Only drips of water!
For years now, we the residents of Eight Miles in Bull Bay, St Andrew, have been suffering as a result of extremely low water pressure. We have made several phone calls and visits to the National Water Commission (NWC) without success. We now have water merely dripping from our pipes. If "water is life" then we are living miserably in our neck of the woods. We do hope that the relevant authorities will make an effort to address our situation before the residents take to the roads. We also hope that our member of parliament will do his job and assist with the problem. How can we live on the same road where the pump station is located and be suffering like this? And the NWC has the nerve to be asking for a rate increase! Water is life, so we need adequate supply now!

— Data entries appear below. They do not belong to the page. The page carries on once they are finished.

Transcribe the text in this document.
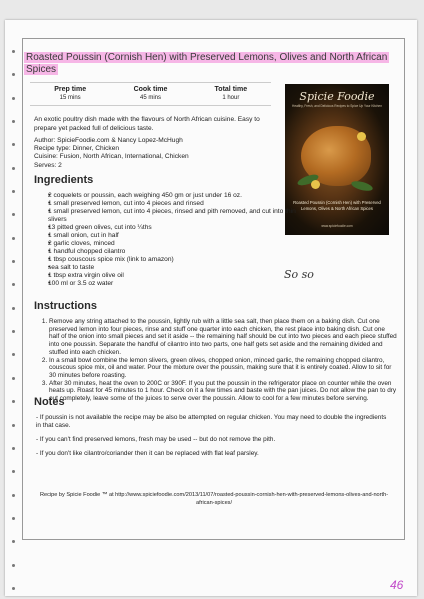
Roasted Poussin (Cornish Hen) with Preserved Lemons, Olives and North African Spices
Prep time
15 mins
Cook time
45 mins
Total time
1 hour
An exotic poultry dish made with the flavours of North African cuisine. Easy to prepare yet packed full of delicious taste.
Author: SpicieFoodie.com & Nancy Lopez-McHugh
Recipe type: Dinner, Chicken
Cuisine: Fusion, North African, International, Chicken
Serves: 2
Spicie Foodie
Healthy, Fresh, and Delicious Recipes to Spice Up Your Kitchen
Roasted Poussin (Cornish Hen) with Preserved Lemons, Olives & North African Spices
www.spiciefoodie.com
Ingredients
• 2 coquelets or poussin, each weighing 450 gm or just under 16 oz.
• 1 small preserved lemon, cut into 4 pieces and rinsed
• 1 small preserved lemon, cut into 4 pieces, rinsed and pith removed, and cut into thin slivers
• 13 pitted green olives, cut into ¼ths
• 1 small onion, cut in half
• 2 garlic cloves, minced
• 1 handful chopped cilantro
• 1 tbsp couscous spice mix (link to amazon)
• sea salt to taste
• 1 tbsp extra virgin olive oil
• 100 ml or 3.5 oz water
So so
Instructions
1. Remove any string attached to the poussin, lightly rub with a little sea salt, then place them on a baking dish. Cut one preserved lemon into four pieces, rinse and stuff one quarter into each chicken, the rest place into baking dish. Cut one half of the onion into small pieces and set it aside -- the remaining half should be cut into two pieces and each piece stuffed into one poussin. Separate the handful of cilantro into two parts, one half gets set aside and the remaining divided and stuffed into each chicken.
2. In a small bowl combine the lemon slivers, green olives, chopped onion, minced garlic, the remaining chopped cilantro, couscous spice mix, oil and water. Pour the mixture over the poussin, making sure that it is entirely coated. Allow to sit for 30 minutes before roasting.
3. After 30 minutes, heat the oven to 200C or 390F. If you put the poussin in the refrigerator place on counter while the oven heats up. Roast for 45 minutes to 1 hour. Check on it a few times and baste with the pan juices. Do not allow the pan to dry out completely, leave some of the juices to serve over the poussin. Allow to cool for a few minutes before serving.
Notes

- If poussin is not available the recipe may be also be attempted on regular chicken. You may need to double the ingredients in that case.

- If you can't find preserved lemons, fresh may be used -- but do not remove the pith.

- If you don't like cilantro/coriander then it can be replaced with flat leaf parsley.

Recipe by Spicie Foodie ™ at http://www.spiciefoodie.com/2013/11/07/roasted-poussin-cornish-hen-with-preserved-lemons-olives-and-north-african-spices/
46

- Dehydrated customer, kwamezsister@yahoo.com, Via Go-Jamaica
Airport bag-handlers
As a returning visitor to Jamaica about three weeks ago, my wife and I were somewhat disturbed by what we experienced at the Norman Manley Airport in Kingston. It is acceptable to pay the bag handlers after one leaves the checkout area. However, it is unacceptable to have, what appears to be, uniformed bag handlers taking off our bags from bag conveyors and then having to pay them, when one thought it was just a courtesy displayed by the airport authorities. We had to pay two sets of bag handlers. Not a good impression on arrival in Jamaica. I can live with paying the second set of handlers after checkout but not the first set.